Uma equipe de pesquisadores agora deu um passo nesse hiato ao estudar marmosetas, pequenos primatas que são naturalmente ativos e curiosos. Para entender como o cérebro funciona em um cenário do mundo real, eles equiparam esses animais com um sistema leve montado na cabeça que rastreia os movimentos oculares com alta precisão. Ao mesmo tempo, eles registraram a atividade elétrica de grupos de células nervosas individuais no córtex visual primário, a parte do cérebro que primeiro recebe e processa a informação visual. Ao deixar as marmosetas se moverem livremente enquanto monitoravam tanto seus movimentos oculares quanto sua atividade cerebral, os cientistas puderam observar como a visão funciona quando não é forçada a um estado estático e artificial.
Os resultados mostram que a atividade dessas células cerebrais está intimamente ligada ao que o animal vê, mas o tempo dessa atividade é organizado pelos próprios movimentos oculares do animal.
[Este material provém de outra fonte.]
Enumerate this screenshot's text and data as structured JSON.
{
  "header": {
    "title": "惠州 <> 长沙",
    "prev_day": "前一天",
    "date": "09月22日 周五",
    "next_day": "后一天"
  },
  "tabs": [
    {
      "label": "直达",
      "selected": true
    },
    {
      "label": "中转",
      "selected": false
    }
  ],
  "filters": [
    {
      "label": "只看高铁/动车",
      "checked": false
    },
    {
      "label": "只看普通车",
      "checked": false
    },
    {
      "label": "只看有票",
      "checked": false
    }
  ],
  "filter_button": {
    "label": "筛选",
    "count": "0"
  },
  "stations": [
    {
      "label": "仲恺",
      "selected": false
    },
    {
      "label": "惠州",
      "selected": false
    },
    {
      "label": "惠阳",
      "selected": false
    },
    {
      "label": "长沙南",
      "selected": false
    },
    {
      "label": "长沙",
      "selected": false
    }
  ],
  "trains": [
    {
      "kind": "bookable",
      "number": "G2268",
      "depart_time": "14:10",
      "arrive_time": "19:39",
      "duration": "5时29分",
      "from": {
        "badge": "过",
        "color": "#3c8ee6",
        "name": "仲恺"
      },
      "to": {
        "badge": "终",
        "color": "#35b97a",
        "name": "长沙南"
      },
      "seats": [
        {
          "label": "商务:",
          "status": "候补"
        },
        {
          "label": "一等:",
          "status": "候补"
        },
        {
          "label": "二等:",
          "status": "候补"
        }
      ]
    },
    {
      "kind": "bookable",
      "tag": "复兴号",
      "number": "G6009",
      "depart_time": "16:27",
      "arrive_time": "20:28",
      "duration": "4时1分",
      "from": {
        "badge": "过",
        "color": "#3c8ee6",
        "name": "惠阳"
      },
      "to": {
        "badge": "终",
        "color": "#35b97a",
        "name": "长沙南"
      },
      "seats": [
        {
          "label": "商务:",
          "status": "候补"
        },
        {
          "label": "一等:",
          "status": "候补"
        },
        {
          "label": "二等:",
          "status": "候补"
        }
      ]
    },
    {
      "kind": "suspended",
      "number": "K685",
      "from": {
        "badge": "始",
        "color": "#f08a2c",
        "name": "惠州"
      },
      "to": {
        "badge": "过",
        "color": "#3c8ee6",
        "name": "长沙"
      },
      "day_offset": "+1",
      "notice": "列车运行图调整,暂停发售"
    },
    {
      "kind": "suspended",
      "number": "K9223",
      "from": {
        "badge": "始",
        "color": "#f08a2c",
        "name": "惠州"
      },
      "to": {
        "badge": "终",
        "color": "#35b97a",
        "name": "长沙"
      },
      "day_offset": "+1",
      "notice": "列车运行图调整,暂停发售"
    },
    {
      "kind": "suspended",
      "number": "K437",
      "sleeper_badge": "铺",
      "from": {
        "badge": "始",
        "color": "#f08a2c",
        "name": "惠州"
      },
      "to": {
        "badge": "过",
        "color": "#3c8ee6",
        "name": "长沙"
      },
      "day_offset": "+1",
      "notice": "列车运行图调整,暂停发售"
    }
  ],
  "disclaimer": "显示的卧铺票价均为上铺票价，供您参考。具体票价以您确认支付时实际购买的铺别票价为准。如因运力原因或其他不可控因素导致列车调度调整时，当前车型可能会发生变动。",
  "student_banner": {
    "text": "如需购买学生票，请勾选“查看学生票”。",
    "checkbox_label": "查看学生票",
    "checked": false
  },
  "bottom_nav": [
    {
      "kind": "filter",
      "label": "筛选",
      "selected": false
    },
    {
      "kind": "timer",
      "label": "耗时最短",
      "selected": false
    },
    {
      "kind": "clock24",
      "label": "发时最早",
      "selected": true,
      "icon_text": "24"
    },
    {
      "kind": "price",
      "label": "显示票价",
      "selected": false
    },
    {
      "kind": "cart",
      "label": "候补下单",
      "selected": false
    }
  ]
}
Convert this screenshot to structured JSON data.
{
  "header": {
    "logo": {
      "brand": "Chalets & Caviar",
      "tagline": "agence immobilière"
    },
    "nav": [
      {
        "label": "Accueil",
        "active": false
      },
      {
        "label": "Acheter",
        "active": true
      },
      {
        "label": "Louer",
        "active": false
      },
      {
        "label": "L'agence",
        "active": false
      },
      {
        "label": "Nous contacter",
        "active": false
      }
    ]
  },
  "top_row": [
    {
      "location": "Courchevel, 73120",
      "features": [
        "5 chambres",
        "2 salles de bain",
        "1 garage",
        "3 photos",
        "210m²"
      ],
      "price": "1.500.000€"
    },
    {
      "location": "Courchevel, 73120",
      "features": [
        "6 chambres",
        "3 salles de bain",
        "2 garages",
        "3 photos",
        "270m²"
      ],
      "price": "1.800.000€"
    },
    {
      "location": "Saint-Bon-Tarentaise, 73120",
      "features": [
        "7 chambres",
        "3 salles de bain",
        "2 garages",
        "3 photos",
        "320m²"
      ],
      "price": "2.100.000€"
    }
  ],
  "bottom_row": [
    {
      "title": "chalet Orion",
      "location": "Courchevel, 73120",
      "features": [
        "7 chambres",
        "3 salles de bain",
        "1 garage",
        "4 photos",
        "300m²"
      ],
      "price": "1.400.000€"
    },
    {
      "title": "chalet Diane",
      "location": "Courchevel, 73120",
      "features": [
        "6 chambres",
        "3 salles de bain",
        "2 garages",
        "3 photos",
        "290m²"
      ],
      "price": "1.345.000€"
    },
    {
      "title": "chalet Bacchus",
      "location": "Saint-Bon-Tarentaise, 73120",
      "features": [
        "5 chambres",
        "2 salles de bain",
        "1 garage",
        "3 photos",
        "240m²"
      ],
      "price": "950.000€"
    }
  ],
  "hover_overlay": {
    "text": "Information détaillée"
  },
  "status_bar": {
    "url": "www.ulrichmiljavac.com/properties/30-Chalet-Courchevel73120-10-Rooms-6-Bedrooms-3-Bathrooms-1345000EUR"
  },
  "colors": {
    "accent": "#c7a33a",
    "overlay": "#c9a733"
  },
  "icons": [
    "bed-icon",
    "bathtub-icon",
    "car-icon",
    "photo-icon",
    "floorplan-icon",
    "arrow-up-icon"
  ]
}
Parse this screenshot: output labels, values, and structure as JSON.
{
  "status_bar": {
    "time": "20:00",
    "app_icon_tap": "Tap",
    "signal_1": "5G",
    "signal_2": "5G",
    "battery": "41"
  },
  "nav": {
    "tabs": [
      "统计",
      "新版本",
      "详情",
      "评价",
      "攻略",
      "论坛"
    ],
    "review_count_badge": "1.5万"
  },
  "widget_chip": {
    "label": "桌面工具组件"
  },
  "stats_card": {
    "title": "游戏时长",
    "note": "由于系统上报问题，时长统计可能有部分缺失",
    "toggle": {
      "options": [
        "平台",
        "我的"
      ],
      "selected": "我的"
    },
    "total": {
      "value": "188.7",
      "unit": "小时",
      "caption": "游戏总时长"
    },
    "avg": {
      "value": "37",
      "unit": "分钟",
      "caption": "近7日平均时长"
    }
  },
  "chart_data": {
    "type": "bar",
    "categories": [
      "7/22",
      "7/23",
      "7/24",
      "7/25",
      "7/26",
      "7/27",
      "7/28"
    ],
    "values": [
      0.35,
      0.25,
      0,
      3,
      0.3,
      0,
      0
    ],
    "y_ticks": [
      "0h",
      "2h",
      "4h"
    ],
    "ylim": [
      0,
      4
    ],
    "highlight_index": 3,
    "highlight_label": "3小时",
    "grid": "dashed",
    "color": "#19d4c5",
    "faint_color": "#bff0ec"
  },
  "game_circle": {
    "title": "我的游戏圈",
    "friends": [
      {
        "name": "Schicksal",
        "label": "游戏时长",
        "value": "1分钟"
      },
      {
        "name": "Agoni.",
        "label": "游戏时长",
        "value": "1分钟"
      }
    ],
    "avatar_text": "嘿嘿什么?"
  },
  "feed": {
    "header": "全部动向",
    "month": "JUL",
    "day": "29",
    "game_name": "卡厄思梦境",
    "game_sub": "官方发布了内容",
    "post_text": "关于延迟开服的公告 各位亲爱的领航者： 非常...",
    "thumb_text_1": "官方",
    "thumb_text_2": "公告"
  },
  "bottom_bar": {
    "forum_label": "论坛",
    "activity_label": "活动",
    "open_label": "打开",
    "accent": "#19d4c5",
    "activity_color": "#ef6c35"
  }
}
Quando as marmosetas moviam seus olhos, o cérebro respondia de uma forma que dependia inteiramente de haver algo para ver. Se a entrada visual fosse removida, os padrões específicos de atividade cerebral relacionados ao movimento ocular desapareciam em grande parte. Isso indica que o cérebro não apenas reage ao ato de mover os olhos; ele reage à combinação de movimento e ao mundo visual que esse movimento revela.
O estudo também revelou que diferentes partes de um movimento ocular disparam diferentes respostas no cérebro. Quando o animal redireciona rapidamente seu olhar para um novo ponto, as células cerebrais mostram um padrão distinto de atividade reduzida, uma espécie de supressão. Imediatamente após essa mudança rápida, quando o animal estabiliza seu olhar para observar um objeto específico, a atividade muda novamente, mostrando um claro aumento ou reforço na resposta. Esse impulso durante a fase de olhar estável está diretamente ligado à informação visual que entra no olho. Parece que o cérebro se prepara para o próximo momento de visão ao ajustar sua sensibilidade com base no movimento anterior.
Além disso, o tamanho do deslocamento ocular natural que o animal faz influencia como o cérebro organiza a informação visual que recebe durante o próximo momento de observação. Os pesquisadores descobriram que a magnitude desses movimentos naturais molda como o cérebro amplia sua resposta quando o animal finalmente fixa seu olhar em algo. Isso sugere um sistema dinâmico onde o ato de olhar ao redor ajusta continuamente a capacidade do cérebro de processar o que ele verá a seguir. Ao estabelecer um método para estudar o sistema visual em primatas em livre movimento, este trabalho abre uma nova janela para a compreensão de como a visão funciona na realidade complexa e mutável da vida cotidiana, indo além das limitações da gaiola de laboratório para a verdadeira natureza do ato de ver.